This Motley Fool series examines things that just aren't right in the world of finance and investing. Here's what's got us riled this week. If something's bugging you, too -- and we suspect it is -- go ahead and unload in the comments section below.

Today's subject: Last month, the humor site Cracked.com posted a semiserious article listing five reasons to be scared of Apple (Nasdaq: AAPL). The top reason, entertainingly referred to as "The Masterplan," refers to an Oct. 22, 2009, patent in which Apple describes a method for forcing users to pay attention to ads.

You read that right; this is no joke. U.S. Patent Office application 20090265214, co-authored by Apple CEO Steve Jobs, refers to "an operating system [that] presents one or more advertisements to a user and disables one or more functions while the advertisement is being presented."

Sound bad? It gets worse when you dig into the details:

As another example, the system can provide constant or repeated monitoring of whether the system presents the advertisement(s) as scheduled. If non-presentation is detected, the system can invoke one or more enforcement routines to seek compliance with the advertisement presentation schedule. Such enforcement routines can include, but are not limited to, disabling the system in whole or in part, reporting the issue to a responsible party, invoking an alternative way of presenting the advertisement (such as by audio when visual presentation is impeded), or by registering the non-compliance in a log that can later be used in a follow-up process.

Anyone else reading that wonder if Apple TV is about to graduate from homey living room companion to 1950's "and now a word from our sponsor" pitchman? Perhaps we're witnessing the end of Apple TV as hobby and the beginning of the device as a serious, if creepy, rival to TiVo (Nasdaq: TIVO) and Cisco (Nasdaq: CSCO) and its set-top boxes.

The iPhone could also be a target for this technology, an enhancement designed to entice big-budget advertisers to its recently acquired Quattro Wireless ad network.

Why you should be indignant: When's the last time we saw Apple talking like this? Technology-induced mind control? It'd be like a really good Hulu ad if this weren't a serious patent filing. Alec Baldwin could reprise his role.

But of course we've never seen Apple act this Orwellian. That's why some Fools don't believe it's real.

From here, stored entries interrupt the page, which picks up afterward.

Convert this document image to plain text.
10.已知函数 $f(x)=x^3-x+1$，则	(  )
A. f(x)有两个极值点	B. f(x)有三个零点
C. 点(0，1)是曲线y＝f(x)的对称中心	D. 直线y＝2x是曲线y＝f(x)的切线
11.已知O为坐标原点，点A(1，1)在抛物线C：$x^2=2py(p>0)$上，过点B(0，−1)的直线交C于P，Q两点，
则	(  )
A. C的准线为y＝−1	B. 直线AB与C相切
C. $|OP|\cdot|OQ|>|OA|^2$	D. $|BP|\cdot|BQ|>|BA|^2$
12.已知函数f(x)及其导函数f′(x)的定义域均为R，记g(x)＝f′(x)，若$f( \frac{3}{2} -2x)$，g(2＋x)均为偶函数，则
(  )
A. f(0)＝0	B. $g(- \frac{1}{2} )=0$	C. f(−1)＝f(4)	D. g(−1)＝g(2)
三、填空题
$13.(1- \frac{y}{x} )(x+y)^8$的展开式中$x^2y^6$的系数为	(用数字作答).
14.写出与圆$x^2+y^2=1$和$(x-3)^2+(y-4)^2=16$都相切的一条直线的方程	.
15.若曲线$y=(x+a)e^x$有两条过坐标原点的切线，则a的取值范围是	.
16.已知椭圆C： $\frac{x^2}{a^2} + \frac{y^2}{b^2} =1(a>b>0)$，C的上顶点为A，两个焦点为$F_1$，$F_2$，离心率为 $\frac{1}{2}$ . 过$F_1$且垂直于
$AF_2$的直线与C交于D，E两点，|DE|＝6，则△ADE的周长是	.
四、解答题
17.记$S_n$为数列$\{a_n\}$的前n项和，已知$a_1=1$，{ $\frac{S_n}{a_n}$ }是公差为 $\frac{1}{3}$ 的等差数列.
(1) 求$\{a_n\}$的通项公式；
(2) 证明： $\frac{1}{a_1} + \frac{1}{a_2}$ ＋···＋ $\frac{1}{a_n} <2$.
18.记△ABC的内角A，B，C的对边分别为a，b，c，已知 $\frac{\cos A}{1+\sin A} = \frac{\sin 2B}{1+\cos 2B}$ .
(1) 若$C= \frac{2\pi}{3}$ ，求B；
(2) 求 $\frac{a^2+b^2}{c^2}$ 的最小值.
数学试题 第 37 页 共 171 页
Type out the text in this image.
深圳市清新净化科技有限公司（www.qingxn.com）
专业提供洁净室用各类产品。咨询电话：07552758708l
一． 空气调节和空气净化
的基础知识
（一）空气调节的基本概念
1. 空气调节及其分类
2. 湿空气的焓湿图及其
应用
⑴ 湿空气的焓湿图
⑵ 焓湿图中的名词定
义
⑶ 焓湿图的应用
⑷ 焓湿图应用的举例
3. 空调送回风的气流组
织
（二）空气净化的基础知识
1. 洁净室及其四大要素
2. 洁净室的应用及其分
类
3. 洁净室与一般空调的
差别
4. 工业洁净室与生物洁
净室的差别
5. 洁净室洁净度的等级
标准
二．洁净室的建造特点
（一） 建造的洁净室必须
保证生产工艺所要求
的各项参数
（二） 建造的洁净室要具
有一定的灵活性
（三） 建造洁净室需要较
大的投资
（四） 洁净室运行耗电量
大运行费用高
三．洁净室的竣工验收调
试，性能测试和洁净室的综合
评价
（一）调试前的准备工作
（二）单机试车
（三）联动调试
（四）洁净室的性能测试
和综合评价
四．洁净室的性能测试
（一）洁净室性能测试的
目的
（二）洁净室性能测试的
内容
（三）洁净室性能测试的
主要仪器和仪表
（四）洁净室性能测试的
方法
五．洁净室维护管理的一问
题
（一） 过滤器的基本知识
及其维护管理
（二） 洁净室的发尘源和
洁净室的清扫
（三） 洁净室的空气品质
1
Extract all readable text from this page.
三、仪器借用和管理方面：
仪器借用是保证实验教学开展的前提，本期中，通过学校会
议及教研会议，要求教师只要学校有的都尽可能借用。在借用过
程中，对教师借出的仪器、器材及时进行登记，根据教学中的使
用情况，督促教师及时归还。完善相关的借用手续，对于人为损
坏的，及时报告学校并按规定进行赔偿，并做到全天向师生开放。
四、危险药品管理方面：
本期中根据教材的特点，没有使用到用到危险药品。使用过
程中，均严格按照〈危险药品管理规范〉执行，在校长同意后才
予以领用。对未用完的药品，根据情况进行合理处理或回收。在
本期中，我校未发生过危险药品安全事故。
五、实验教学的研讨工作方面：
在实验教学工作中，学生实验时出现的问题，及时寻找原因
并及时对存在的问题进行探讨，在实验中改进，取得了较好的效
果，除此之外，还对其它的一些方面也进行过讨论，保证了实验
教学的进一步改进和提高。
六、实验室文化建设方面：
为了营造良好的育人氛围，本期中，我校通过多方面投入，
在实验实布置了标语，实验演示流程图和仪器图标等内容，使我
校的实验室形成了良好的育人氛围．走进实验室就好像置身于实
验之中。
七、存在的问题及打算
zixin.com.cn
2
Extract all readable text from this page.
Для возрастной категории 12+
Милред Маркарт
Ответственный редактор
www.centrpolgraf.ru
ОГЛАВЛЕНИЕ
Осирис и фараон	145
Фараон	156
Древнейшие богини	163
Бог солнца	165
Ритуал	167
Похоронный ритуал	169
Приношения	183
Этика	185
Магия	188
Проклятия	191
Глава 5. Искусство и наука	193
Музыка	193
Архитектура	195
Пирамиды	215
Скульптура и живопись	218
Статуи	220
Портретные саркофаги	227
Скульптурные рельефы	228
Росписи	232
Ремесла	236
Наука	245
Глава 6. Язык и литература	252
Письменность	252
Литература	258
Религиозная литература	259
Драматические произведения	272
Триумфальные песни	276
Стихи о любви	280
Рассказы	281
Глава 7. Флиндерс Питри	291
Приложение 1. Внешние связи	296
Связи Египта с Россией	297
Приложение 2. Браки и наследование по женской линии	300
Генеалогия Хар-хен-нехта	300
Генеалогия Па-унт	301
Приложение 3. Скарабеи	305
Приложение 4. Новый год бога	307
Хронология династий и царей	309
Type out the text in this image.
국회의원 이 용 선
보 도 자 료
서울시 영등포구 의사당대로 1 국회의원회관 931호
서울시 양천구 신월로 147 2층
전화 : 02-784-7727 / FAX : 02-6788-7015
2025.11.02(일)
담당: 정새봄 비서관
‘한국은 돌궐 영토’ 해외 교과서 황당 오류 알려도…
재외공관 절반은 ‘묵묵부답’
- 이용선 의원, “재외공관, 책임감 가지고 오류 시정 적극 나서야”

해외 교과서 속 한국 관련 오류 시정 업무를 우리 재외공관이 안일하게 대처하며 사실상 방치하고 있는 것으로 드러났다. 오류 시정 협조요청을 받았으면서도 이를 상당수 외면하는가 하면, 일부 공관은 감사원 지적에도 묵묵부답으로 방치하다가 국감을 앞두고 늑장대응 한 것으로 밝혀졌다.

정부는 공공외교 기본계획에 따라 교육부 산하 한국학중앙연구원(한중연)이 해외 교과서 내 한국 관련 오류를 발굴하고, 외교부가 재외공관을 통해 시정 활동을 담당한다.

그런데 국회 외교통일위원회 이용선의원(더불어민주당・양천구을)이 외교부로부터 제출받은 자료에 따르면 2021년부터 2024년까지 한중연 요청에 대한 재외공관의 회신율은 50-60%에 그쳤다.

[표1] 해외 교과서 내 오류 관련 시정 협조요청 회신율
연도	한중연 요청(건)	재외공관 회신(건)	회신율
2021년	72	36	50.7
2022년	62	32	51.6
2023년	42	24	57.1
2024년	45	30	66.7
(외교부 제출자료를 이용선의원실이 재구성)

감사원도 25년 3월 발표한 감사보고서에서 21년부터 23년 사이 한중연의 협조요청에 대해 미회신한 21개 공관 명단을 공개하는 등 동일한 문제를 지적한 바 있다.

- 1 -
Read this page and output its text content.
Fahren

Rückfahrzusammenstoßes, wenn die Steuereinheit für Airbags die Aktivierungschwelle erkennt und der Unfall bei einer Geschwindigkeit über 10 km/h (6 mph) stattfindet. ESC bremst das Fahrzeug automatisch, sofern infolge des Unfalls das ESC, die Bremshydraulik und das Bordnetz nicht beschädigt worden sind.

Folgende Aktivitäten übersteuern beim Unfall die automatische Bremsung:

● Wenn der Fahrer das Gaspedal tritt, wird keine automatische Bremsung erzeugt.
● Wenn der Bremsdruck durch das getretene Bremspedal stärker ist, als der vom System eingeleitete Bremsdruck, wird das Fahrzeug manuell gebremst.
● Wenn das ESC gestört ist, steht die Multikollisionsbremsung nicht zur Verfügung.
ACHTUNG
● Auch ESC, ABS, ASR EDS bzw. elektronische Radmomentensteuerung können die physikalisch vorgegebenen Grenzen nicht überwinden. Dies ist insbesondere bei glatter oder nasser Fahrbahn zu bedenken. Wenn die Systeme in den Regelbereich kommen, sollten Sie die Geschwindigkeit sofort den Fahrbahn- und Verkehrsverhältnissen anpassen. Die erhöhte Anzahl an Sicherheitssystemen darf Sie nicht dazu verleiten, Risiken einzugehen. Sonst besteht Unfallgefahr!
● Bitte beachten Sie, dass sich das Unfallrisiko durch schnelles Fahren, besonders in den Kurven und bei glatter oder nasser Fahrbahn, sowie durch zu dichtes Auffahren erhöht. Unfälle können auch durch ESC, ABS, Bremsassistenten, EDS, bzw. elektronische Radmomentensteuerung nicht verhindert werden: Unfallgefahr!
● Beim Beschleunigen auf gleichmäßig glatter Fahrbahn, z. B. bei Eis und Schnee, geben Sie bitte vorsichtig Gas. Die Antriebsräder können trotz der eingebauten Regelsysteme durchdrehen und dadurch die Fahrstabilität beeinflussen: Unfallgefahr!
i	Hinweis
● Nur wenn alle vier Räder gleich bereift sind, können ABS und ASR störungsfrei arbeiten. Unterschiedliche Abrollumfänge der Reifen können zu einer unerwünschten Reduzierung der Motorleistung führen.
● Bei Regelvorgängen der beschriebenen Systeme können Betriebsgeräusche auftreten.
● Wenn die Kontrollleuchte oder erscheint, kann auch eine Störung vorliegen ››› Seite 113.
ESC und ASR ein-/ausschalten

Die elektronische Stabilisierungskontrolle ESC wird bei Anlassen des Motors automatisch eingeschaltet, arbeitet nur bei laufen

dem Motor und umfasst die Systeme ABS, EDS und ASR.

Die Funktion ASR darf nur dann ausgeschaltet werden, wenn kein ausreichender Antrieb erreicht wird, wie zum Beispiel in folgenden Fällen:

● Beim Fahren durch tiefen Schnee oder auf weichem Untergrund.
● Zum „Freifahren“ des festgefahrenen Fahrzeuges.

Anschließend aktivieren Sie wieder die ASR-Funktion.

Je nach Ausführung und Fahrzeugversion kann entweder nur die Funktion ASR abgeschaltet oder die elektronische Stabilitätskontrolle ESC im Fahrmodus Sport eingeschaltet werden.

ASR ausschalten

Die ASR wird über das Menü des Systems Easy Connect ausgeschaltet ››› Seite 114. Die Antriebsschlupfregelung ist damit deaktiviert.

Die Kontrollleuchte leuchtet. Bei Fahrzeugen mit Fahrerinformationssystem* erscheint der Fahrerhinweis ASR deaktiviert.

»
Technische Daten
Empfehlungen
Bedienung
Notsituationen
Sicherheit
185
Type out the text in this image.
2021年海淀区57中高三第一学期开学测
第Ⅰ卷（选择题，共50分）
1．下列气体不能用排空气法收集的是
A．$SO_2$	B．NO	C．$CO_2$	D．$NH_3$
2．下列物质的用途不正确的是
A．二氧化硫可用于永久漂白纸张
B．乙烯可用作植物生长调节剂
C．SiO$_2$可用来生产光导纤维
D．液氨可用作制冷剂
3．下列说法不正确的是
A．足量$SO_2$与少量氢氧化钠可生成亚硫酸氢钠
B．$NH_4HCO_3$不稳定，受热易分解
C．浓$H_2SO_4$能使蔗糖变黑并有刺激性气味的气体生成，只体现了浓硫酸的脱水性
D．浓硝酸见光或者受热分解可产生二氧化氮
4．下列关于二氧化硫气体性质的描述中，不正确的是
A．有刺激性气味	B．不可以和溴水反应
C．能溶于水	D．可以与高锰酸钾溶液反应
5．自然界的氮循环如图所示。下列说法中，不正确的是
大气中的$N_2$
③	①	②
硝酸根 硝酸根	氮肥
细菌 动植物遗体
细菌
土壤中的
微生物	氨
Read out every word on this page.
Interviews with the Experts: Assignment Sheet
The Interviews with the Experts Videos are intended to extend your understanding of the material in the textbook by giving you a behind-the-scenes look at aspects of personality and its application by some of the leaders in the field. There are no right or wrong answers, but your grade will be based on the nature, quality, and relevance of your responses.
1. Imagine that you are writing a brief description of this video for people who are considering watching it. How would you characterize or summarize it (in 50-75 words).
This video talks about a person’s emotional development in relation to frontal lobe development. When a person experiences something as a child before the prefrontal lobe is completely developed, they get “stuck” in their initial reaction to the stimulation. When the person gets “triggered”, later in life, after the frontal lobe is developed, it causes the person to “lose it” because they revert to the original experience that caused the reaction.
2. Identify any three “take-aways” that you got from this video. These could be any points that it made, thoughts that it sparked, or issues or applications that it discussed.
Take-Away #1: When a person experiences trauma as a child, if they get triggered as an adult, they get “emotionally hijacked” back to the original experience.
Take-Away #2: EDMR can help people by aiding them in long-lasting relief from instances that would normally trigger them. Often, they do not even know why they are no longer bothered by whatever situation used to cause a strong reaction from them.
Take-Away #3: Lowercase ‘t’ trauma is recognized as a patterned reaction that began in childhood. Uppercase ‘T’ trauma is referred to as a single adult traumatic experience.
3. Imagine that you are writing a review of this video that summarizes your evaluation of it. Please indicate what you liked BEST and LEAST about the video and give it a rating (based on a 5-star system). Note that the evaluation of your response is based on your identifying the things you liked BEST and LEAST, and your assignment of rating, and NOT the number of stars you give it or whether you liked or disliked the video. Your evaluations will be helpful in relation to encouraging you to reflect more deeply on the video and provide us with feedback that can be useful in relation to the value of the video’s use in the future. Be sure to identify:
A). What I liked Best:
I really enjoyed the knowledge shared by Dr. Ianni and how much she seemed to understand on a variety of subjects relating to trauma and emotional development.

"I think this is all a red herring, because we live in an interactive, socially networked world. Apple knows this," wrote our own David Gardner in response to the news. David has twice named Apple to his side of the Motley Fool Stock Advisor scorecard.

I'd love to be as optimistic as David, but recent history shows how seriously Apple takes its patent portfolio. I have a hard time believing Jobs would lend his name to a filing for a technology that he had no intention of developing.

And that has consequences. Already famous for imposing its will on the music industry and software developers, what happens when the company imposes its will on users? When do we reach the line in the sand, the one that consumers won't cross, the one that signals the end to this remarkable growth story?

Perhaps I'm overstating the problem. One of my favorite Fools, T. Allan Regas, known here as TMFBreakerTAllan, wrote this in response to the patent news:

I wouldn't be "scared." I think that the broadcast media model has worked very well for both content producers and consumers for the past 90 years, first with radio and then TV where consumers trade free content for time with ads. I know that because of that model, my choices in available media and content are exponentially increased where the costs are shifted to advertisers and not borne by consumers. 

He has a point. The difference is that Apple plans to compel behavior, and consumers rarely take kindly to being compelled to do anything. More often, they revolt. Ask eBay (Nasdaq: EBAY) about its experience with raising prices sometime.

What now?
If I'm being tough on Apple, it's because I love the company. I grew up with Apple. I wrote geeky little programs on an Apple IIe. I resisted pressure to "become a PC" at work in the early '90s, choosing instead to spend as much as was necessary to configure my PowerMac for remote access to my company's Windows network. I was a turtleneck-wearing member of the Cult of Mac, because that Apple was a lovable loser that loved its small band of loyal users in return.

This patent, this company, isn't the Apple I know. And that's good in one sense. Lovable losers are for baseball, not business. Apple should play to beat Microsoft (Nasdaq: MSFT), Google (Nasdaq: GOOG), and Dell (Nasdaq: DELL). But I wonder if, in chasing victory, the Mac maker has lost its soul. This soul, in particular:

You know, we don't grow most of the food we eat. We wear clothes other people make. We speak a language that other people developed. We use a mathematics that other people evolved ... I mean, we're constantly taking things. It's a wonderful, ecstatic feeling to create something that puts it back in the pool of human experience and knowledge.

That's Jobs, quoted by writer Steven Levy in the book Insanely Great, a narrative recap of how the Mac came to be, and why Jobs and his team worked so hard to make it: to add to the human experience.

Bludgeoning advertising technology doesn't meet that standard.